Aquarion Water Company
- Industry: Water utility
- Founded: 1857; 168 years ago
- Headquarters: Bridgeport, Connecticut, United States
- Area served: Connecticut, Massachusetts, New Hampshire
- Key people: Donald J. Morrissey, President
- Number of employees: 346
- Parent: Eversource Energy
- Website: www.aquarionwater.com

= Aquarion Water Company =

Privately-owned water utility in the United States

Aquarion Water Company is a water utility company based in the U.S. state of Connecticut that was first incorporated in 1857.

==Services==
Aquarion Water Company provides regulated and non-regulated water related services in Connecticut, Massachusetts, and New Hampshire. The company is one of the seven largest investor-owned water utility companies in the United States.

The company also operates regional affiliated service subsidiaries including Abenaki Water Company and Torrington Water Company.

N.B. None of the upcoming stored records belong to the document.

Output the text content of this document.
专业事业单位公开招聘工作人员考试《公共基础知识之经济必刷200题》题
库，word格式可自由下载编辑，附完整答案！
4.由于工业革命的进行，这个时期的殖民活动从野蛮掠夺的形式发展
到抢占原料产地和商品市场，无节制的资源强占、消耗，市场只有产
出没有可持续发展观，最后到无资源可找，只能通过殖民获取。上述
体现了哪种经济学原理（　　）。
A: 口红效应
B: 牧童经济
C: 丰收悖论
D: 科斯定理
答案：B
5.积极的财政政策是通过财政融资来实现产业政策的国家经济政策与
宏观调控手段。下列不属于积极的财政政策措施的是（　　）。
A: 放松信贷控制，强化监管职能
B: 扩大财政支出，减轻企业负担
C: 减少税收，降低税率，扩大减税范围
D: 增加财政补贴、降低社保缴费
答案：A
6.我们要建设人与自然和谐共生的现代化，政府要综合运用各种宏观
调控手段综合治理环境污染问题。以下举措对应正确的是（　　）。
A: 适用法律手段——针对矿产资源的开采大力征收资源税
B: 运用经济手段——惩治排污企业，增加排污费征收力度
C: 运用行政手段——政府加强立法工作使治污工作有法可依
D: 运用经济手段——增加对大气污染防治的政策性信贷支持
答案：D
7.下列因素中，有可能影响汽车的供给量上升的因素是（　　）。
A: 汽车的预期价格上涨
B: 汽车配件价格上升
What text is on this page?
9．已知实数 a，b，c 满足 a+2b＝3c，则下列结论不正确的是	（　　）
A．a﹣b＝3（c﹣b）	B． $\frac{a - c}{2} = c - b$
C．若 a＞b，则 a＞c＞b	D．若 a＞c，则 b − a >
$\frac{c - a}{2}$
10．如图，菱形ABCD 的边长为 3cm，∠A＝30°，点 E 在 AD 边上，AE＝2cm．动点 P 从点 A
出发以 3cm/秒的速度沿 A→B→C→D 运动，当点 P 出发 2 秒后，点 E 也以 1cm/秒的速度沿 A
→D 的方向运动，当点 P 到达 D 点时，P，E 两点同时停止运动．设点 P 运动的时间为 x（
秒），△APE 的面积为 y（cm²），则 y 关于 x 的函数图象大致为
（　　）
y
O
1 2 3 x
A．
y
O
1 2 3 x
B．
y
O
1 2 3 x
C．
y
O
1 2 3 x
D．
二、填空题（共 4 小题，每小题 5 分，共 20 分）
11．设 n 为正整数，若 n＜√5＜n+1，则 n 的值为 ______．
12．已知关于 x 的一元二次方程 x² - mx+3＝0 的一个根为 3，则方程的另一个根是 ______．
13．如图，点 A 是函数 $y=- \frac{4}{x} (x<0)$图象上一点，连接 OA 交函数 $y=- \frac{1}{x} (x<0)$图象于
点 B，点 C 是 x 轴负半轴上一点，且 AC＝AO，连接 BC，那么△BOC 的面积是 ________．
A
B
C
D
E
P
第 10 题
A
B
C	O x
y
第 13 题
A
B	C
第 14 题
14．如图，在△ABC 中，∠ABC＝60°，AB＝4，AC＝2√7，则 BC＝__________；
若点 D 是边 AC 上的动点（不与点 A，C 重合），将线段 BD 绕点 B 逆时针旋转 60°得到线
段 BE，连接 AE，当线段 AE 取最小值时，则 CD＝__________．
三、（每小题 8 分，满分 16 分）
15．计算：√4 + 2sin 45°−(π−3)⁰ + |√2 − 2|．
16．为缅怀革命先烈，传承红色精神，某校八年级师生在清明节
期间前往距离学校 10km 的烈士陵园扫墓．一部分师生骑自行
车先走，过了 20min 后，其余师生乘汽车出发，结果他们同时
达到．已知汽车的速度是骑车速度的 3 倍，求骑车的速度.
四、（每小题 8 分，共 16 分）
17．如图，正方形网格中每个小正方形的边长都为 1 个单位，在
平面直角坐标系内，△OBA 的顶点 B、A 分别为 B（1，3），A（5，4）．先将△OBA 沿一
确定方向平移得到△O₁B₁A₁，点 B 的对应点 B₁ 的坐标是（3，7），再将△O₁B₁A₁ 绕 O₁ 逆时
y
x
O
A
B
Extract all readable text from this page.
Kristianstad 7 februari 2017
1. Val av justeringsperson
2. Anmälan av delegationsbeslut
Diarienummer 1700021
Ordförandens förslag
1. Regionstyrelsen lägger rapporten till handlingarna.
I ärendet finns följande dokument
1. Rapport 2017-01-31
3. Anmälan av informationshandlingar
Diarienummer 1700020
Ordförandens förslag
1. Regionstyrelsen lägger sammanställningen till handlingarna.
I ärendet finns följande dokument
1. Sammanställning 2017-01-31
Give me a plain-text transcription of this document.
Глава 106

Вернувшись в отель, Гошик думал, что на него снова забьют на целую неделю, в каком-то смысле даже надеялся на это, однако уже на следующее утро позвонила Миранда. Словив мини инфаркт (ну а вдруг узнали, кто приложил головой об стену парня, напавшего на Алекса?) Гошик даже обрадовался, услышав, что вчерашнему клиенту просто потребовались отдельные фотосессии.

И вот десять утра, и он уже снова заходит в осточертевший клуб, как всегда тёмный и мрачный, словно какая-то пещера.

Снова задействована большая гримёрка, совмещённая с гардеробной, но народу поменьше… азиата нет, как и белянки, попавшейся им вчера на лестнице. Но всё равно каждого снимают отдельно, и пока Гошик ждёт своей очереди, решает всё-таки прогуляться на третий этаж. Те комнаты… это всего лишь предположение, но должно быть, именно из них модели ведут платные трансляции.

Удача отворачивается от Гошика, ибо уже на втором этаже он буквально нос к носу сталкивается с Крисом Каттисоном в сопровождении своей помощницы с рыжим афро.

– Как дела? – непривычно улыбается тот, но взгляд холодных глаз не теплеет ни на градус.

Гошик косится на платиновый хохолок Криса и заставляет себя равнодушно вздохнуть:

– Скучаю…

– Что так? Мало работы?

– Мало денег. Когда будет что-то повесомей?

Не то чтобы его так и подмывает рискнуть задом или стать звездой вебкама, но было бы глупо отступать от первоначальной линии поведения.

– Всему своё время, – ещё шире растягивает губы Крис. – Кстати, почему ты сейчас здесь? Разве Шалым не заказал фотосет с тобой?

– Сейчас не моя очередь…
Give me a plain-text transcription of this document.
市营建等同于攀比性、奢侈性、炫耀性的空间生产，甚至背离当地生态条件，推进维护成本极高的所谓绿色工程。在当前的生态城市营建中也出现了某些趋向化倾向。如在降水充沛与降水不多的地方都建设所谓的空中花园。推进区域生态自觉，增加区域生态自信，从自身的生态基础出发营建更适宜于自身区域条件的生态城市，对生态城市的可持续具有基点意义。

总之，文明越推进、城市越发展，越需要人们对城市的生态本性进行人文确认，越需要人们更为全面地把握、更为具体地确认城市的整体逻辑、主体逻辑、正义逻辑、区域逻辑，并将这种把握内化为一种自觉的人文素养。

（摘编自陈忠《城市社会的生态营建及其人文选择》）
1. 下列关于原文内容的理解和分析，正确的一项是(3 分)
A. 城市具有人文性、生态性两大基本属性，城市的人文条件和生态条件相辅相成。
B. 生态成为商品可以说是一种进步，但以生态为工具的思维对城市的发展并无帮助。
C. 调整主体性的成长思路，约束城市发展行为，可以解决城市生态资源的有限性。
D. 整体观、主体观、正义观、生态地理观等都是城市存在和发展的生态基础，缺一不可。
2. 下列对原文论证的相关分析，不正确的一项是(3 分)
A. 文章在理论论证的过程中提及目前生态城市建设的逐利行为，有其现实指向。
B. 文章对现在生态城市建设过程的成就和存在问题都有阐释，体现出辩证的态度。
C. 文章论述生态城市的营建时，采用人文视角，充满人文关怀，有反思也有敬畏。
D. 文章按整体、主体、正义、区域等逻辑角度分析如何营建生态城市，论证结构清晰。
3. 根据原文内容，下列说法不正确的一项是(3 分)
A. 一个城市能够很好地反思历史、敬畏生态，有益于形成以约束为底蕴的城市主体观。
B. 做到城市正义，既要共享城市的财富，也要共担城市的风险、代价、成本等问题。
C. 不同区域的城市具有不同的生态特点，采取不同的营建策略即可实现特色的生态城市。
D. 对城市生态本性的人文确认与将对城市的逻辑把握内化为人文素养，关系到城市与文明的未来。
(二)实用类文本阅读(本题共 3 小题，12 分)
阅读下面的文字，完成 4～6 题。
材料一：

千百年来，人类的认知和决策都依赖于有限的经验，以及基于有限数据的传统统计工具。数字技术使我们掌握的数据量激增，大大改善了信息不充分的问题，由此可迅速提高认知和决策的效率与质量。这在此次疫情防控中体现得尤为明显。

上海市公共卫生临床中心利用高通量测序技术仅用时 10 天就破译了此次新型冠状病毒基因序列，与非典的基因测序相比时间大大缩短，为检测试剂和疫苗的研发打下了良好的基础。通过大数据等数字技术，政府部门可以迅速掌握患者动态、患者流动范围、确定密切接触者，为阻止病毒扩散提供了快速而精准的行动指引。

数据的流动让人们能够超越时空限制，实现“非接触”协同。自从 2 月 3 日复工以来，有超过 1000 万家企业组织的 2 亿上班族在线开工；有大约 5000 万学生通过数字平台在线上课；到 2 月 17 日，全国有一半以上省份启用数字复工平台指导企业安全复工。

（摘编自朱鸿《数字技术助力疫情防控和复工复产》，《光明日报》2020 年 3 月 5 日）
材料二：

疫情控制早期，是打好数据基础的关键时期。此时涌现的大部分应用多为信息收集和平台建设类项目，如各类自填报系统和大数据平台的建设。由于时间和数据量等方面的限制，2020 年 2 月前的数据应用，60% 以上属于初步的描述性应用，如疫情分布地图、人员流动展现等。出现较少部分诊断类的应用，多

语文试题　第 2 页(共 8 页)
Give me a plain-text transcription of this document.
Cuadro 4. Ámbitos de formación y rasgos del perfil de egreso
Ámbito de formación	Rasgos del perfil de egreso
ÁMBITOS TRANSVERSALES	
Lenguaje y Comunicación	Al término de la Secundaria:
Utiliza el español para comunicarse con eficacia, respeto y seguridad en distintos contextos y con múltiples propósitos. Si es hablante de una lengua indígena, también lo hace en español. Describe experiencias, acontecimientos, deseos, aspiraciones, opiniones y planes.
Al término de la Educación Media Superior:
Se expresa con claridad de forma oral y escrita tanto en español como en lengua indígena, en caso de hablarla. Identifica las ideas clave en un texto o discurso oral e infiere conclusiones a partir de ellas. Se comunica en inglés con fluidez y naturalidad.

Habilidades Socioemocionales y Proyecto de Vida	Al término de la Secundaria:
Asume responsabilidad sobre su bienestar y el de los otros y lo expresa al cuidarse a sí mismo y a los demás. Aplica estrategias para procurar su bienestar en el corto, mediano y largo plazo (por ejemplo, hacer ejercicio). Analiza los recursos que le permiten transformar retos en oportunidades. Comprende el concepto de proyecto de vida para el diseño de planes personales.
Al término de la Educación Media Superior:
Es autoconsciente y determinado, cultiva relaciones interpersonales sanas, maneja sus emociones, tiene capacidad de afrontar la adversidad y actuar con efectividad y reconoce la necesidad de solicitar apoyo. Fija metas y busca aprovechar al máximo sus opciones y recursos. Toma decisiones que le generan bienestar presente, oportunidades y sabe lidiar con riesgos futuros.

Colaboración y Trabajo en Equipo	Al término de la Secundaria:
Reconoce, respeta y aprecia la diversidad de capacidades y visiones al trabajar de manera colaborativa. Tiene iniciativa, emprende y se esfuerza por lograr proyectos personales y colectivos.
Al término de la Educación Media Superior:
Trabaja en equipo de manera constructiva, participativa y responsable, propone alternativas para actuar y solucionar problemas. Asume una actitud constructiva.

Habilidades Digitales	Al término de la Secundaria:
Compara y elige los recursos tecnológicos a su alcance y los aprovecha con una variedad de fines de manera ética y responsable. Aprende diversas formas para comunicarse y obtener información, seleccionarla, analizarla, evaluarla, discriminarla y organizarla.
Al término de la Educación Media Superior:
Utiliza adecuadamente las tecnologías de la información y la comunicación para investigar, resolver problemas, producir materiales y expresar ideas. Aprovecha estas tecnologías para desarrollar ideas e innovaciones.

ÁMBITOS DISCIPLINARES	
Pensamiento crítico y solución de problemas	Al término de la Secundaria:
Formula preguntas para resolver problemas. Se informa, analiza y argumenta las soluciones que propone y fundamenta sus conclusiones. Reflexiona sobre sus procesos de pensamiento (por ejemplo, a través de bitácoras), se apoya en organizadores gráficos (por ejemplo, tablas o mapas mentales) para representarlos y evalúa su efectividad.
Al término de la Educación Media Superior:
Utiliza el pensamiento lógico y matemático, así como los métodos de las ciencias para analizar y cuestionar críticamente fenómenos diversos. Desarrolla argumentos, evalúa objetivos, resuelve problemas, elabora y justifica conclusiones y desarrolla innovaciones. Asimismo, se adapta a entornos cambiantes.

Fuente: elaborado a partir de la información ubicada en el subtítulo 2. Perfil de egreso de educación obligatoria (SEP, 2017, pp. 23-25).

These subsidiaries serve the households in the Belmont, New Hampshire area and the Torrington, Connecticut area, respectively.

In June 2017 Aquarion announced its merger with Eversource Energy for $1.675 billion. Aquarion would become a fully owned subsidiary and retain its own name, adding 300 employees and 230,000 customers in Connecticut, Massachusetts, and New Hampshire. In December 2017, the merger was completed after government approval.

On March 15, 2023, Connecticut legislators denied a rate increase by the company, instead approving a plan to lower the rates by $67 per year.

In 2025, Eversource Energy announced that Aquarion Water Company would be sold to a quasi-public corporation, the Aquarion Water Authority, which is a political subdivision of the State of Connecticut. The new authority would operate alongside the existing South Central Connecticut Regional Water Authority. As part of the deal, Aquarion's Massachusetts and New Hampshire subsidiaries will be sold to Unitil. As of July 2025, the sale is pending regulatory approval.